Post-operatively, the patient was mobilised, non-weight bearing in a below knee plaster, for 4weeks. Further mobilisation was undertaken with a gradual transition from partial to full weight bearing. At 1 year follow-up, she had made a complete recovery with full return of ankle functions. The nail had migrated and was thus removed. The fibular osteotomy site had united (Fig. 5a,b). There was no evidence of recurrence and she is still under follow-up.
Fig. 5.
a: Follow-up lateral X-ray showing union of osteotomy. b: Follow-up AP X-ray showing union of osteotomy.
3. Discussion
Osteochondromas are the most common benign bone tumours.1 They probably are developmental malformations rather than true neoplasm and are thought to originate within the periosteum as small cartilaginous nodules.5 They present most often in the second decade of life during the period of rapid skeletal growth. The metaphyses of proximal tibia, distal femur, distal tibia, distal fibula, proximal femur and proximal humerus are the most commonly affected sites, though they can occur at all bony sites.2,3 About 90% of patients have only a single lesion but are multiple in some inherited as autosomal dominance trait with variable penetrance.5 Osteochondromas may be asymptomatic when they are discovered incidentally or present as a mass or bony lump. Progressive enlargement may cause pressure symptoms like nerve compression or skeletal deformity and sometimes may fracture. Malignant transformation to chondrosarcoma is rare (less than 1% in solitary and higher in multiple) and should be suspected in the presence of increasing pain and sudden increase in the size of lesion in patients presenting after skeletal maturity.6
It is shown that fibula shares 10–16% of total load transmission across the ankle joint.7 Whenever tumour excision is contemplated with lower one fourth fibular resections, there is creation of a “void” which adversely affects the stability and functional outcome of the ankle joint.
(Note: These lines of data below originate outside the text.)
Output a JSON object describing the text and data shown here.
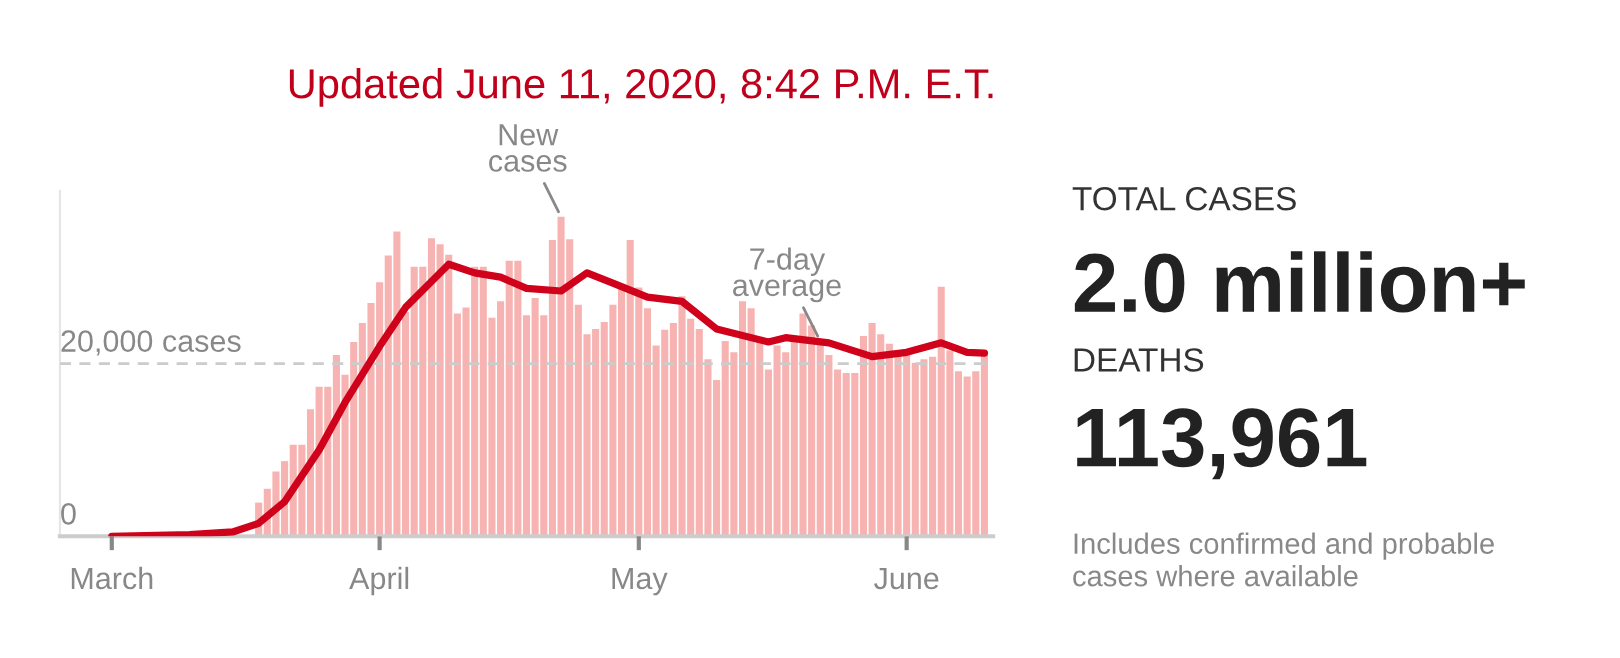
{
  "chart_data": [
    {
      "type": "bar",
      "title": "Updated June 11, 2020, 8:42 P.M. E.T.",
      "x": [
        "2020-03-18",
        "2020-03-19",
        "2020-03-20",
        "2020-03-21",
        "2020-03-22",
        "2020-03-23",
        "2020-03-24",
        "2020-03-25",
        "2020-03-26",
        "2020-03-27",
        "2020-03-28",
        "2020-03-29",
        "2020-03-30",
        "2020-03-31",
        "2020-04-01",
        "2020-04-02",
        "2020-04-03",
        "2020-04-04",
        "2020-04-05",
        "2020-04-06",
        "2020-04-07",
        "2020-04-08",
        "2020-04-09",
        "2020-04-10",
        "2020-04-11",
        "2020-04-12",
        "2020-04-13",
        "2020-04-14",
        "2020-04-15",
        "2020-04-16",
        "2020-04-17",
        "2020-04-18",
        "2020-04-19",
        "2020-04-20",
        "2020-04-21",
        "2020-04-22",
        "2020-04-23",
        "2020-04-24",
        "2020-04-25",
        "2020-04-26",
        "2020-04-27",
        "2020-04-28",
        "2020-04-29",
        "2020-04-30",
        "2020-05-01",
        "2020-05-02",
        "2020-05-03",
        "2020-05-04",
        "2020-05-05",
        "2020-05-06",
        "2020-05-07",
        "2020-05-08",
        "2020-05-09",
        "2020-05-10",
        "2020-05-11",
        "2020-05-12",
        "2020-05-13",
        "2020-05-14",
        "2020-05-15",
        "2020-05-16",
        "2020-05-17",
        "2020-05-18",
        "2020-05-19",
        "2020-05-20",
        "2020-05-21",
        "2020-05-22",
        "2020-05-23",
        "2020-05-24",
        "2020-05-25",
        "2020-05-26",
        "2020-05-27",
        "2020-05-28",
        "2020-05-29",
        "2020-05-30",
        "2020-05-31",
        "2020-06-01",
        "2020-06-02",
        "2020-06-03",
        "2020-06-04",
        "2020-06-05",
        "2020-06-06",
        "2020-06-07",
        "2020-06-08",
        "2020-06-09",
        "2020-06-10"
      ],
      "series": [
        {
          "type": "bar",
          "color": "#f6b3b1",
          "values": [
            3900,
            5500,
            7500,
            8700,
            10600,
            10600,
            14700,
            17300,
            17300,
            21000,
            18700,
            22500,
            24700,
            27000,
            29400,
            32500,
            35300,
            26000,
            31200,
            31200,
            34500,
            33800,
            32600,
            25800,
            26500,
            31200,
            31200,
            25300,
            27200,
            31900,
            31900,
            25600,
            27600,
            25600,
            34300,
            37000,
            34400,
            26800,
            23400,
            24000,
            24800,
            26800,
            29200,
            34300,
            28800,
            26400,
            22100,
            23900,
            24700,
            27800,
            25200,
            24000,
            20500,
            18100,
            22600,
            21300,
            27200,
            26400,
            23100,
            19300,
            22100,
            21300,
            23200,
            25800,
            24400,
            22500,
            21000,
            19300,
            18900,
            18900,
            23200,
            24700,
            23400,
            22300,
            21300,
            21300,
            20100,
            20500,
            20800,
            28900,
            21500,
            19100,
            18500,
            19100,
            21300
          ]
        },
        {
          "type": "line",
          "color": "#d0021b",
          "x": [
            "2020-03-01",
            "2020-03-10",
            "2020-03-15",
            "2020-03-18",
            "2020-03-21",
            "2020-03-25",
            "2020-03-28",
            "2020-04-01",
            "2020-04-04",
            "2020-04-07",
            "2020-04-09",
            "2020-04-12",
            "2020-04-15",
            "2020-04-18",
            "2020-04-22",
            "2020-04-25",
            "2020-04-28",
            "2020-05-02",
            "2020-05-06",
            "2020-05-10",
            "2020-05-16",
            "2020-05-18",
            "2020-05-23",
            "2020-05-28",
            "2020-06-01",
            "2020-06-05",
            "2020-06-08",
            "2020-06-10"
          ],
          "values": [
            0,
            200,
            500,
            1500,
            4000,
            10000,
            15500,
            22000,
            26500,
            29500,
            31500,
            30500,
            30000,
            28700,
            28400,
            30500,
            29300,
            27700,
            27200,
            24000,
            22500,
            23000,
            22400,
            20800,
            21300,
            22400,
            21300,
            21200
          ]
        }
      ],
      "xlim": [
        "2020-02-24",
        "2020-06-11"
      ],
      "xticks": [
        {
          "value": "2020-03-01",
          "label": "March"
        },
        {
          "value": "2020-04-01",
          "label": "April"
        },
        {
          "value": "2020-05-01",
          "label": "May"
        },
        {
          "value": "2020-06-01",
          "label": "June"
        }
      ],
      "yticks": [
        {
          "value": 0,
          "label": "0"
        },
        {
          "value": 20000,
          "label": "20,000 cases"
        }
      ],
      "ylim": [
        0,
        40000
      ],
      "grid": "y",
      "annotations": [
        {
          "text": "New\ncases",
          "x": "2020-04-22",
          "y": 37000
        },
        {
          "text": "7-day\naverage",
          "x": "2020-05-22",
          "y": 22600
        }
      ]
    },
    {
      "type": "other",
      "annotations": [
        "TOTAL CASES",
        "2.0 million+",
        "DEATHS",
        "113,961",
        "Includes confirmed and probable\ncases where available"
      ]
    }
  ]
}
Thus simple resection of the distal fibula without reconstruction of the lateral side of the ankle is obsolete.8 Carrell described the fibular rotational osteotomy where proximal fibula has been sacrificed for reconstruction of ankle joint.9 Many surgeons have successfully used this technique for reconstructing distal fibula and distal radius. Our case was unique where the proximal fibula was also involved. Eger used a long bone graft from the iliac crest for distal fibula reconstruction where the syndesmosis was reconstructed with a periosteal flap in second stage after en bloc excision.10 Johnston et al have lengthened the fibula using the Ilizarov method.11 An allograft construction12 has also been described but such complex surgeries are usually described for malignant cases. An alternative method is an arthrodesis of the tibiotalar joint.13 The disadvantage of this technique is the limited range of motion and the development of a nonunion.
4. Conclusion
This case highlights the need for early excision of the osteochondromas arising from distal aspect of tibia before subsequent fibular and hind-foot deformities arise. We suggest this method worthwhile for treatment of such uncommon lesion.
Conflicts of interest
No benefits in any form have been received or will be received from a commercial party related directly or indirectly to the subject of this article.